The mercury is falling, the days are shortening and becoming crisper, you’ve flung the flip-flops to the back of the cupboard for another year and dug out the scarf and gloves. It can only mean one thing – winter is on the way.

3 Best European Freeriding Resorts

ST ANTON, AUSTRIA

CLOSEST AIRPORT: Friedrichshafen

THE RESORT: One of Europe’s best all-round resorts (pictured above) is also one of the most prized powder resorts in the world. The entire St Anton/ Arlberg area includes St Christoph, Stuben, Lech, Zurs, Nasserein, St Jakob, Pettneu, Oberdorf and Klösterle. And with almost 5,500ha of off-piste terrain it’d take an entire season to come close to exhausting the options on offer.

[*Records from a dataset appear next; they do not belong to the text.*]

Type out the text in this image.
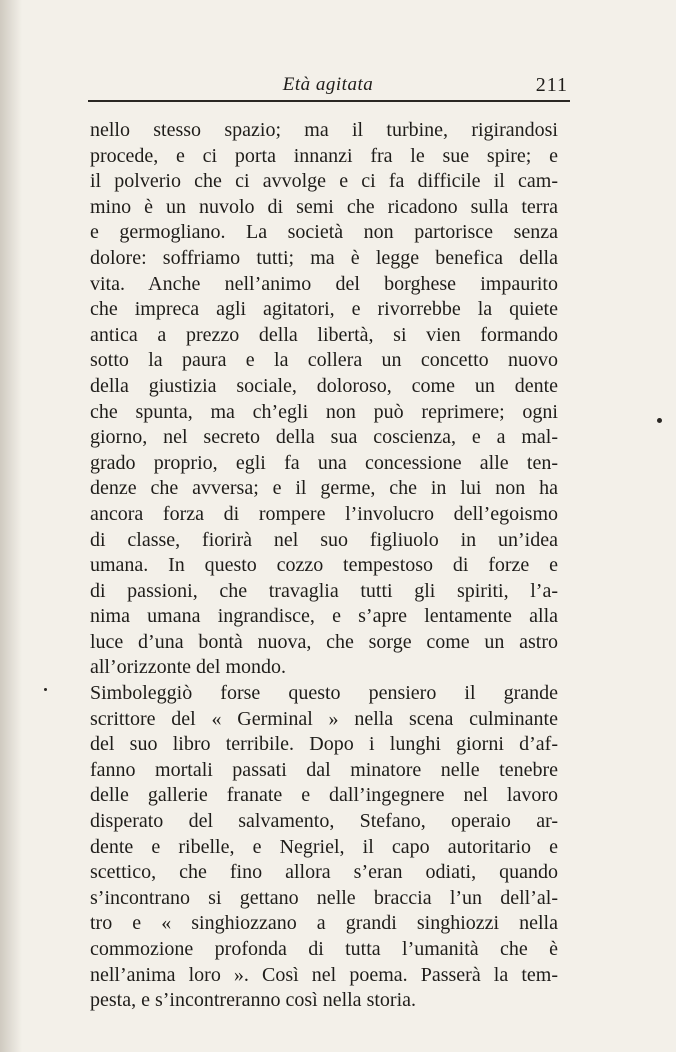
Età agitata	211
nello stesso spazio; ma il turbine, rigirandosi
procede, e ci porta innanzi fra le sue spire; e
il polverio che ci avvolge e ci fa difficile il cam-
mino è un nuvolo di semi che ricadono sulla terra
e germogliano. La società non partorisce senza
dolore: soffriamo tutti; ma è legge benefica della
vita. Anche nell’animo del borghese impaurito
che impreca agli agitatori, e rivorrebbe la quiete
antica a prezzo della libertà, si vien formando
sotto la paura e la collera un concetto nuovo
della giustizia sociale, doloroso, come un dente
che spunta, ma ch’egli non può reprimere; ogni
giorno, nel secreto della sua coscienza, e a mal-
grado proprio, egli fa una concessione alle ten-
denze che avversa; e il germe, che in lui non ha
ancora forza di rompere l’involucro dell’egoismo
di classe, fiorirà nel suo figliuolo in un’idea
umana. In questo cozzo tempestoso di forze e
di passioni, che travaglia tutti gli spiriti, l’a-
nima umana ingrandisce, e s’apre lentamente alla
luce d’una bontà nuova, che sorge come un astro
all’orizzonte del mondo.
Simboleggiò forse questo pensiero il grande
scrittore del « Germinal » nella scena culminante
del suo libro terribile. Dopo i lunghi giorni d’af-
fanno mortali passati dal minatore nelle tenebre
delle gallerie franate e dall’ingegnere nel lavoro
disperato del salvamento, Stefano, operaio ar-
dente e ribelle, e Negriel, il capo autoritario e
scettico, che fino allora s’eran odiati, quando
s’incontrano si gettano nelle braccia l’un dell’al-
tro e « singhiozzano a grandi singhiozzi nella
commozione profonda di tutta l’umanità che è
nell’anima loro ». Così nel poema. Passerà la tem-
pesta, e s’incontreranno così nella storia.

MUST DO: The North Face of the Valluga is one of the Alps’ prized scalps. Take a tiny lift from the top of Valluga I gondola (see Valluga II in Scariest Lifts), and look forward to a steep pitch before it opens out into broad powder fields down to Zurs.
ENGELBERG, SWITZERLAND

CLOSEST AIRPORT: Basel

THE RESORT: This lovely old Victorian-era ski resort should count as a European must-do for any serious skier. The mellow atmosphere that pervades the entire town shouldn’t detract from the seriousness of the mountain. Head to the Titlis side of the ski area, where you quickly find yourself in a serious high-altitude environment. Essential runs include Laub – 1,120 vertical metres of sheer, unadulterated off-piste joy; Galtiberg, nearly 2,000m of more varied off-piste; the Steinberg glacier route from Klein Titlis to Trübsee; and the east face of Jochstock.

MUST DO: Take the Rotair cable car to 3,020m. It is apparently the world’s only rotating cable car, so best avoided with a hangover.
LA GRAVE, FRANCE

CLOSEST AIRPORT: Grenoble

THE RESORT: Only the French could come up with a resort like La Grave – one main lift, a million potentially deadly crevasses and limitless freeriding opportunities. This tiny village offers some of Europe’s most challenging high-altitude skiing, with a vertical drop of 2,200m. The ski area is unique in that 90% of it is unprepared and unpatrolled, with just 12km of designated pistes and three ski lifts. The “piste map” says it all – pick your own route, with care.

MUST DO: After quite technical entry points, the two primary descents – Vallons de Chancel and Vallons de la Meije – offer a mix of steeps, open powder fields and forest. Extreme cliff drops and couloirs await those with a guide, equipment, skill and guts.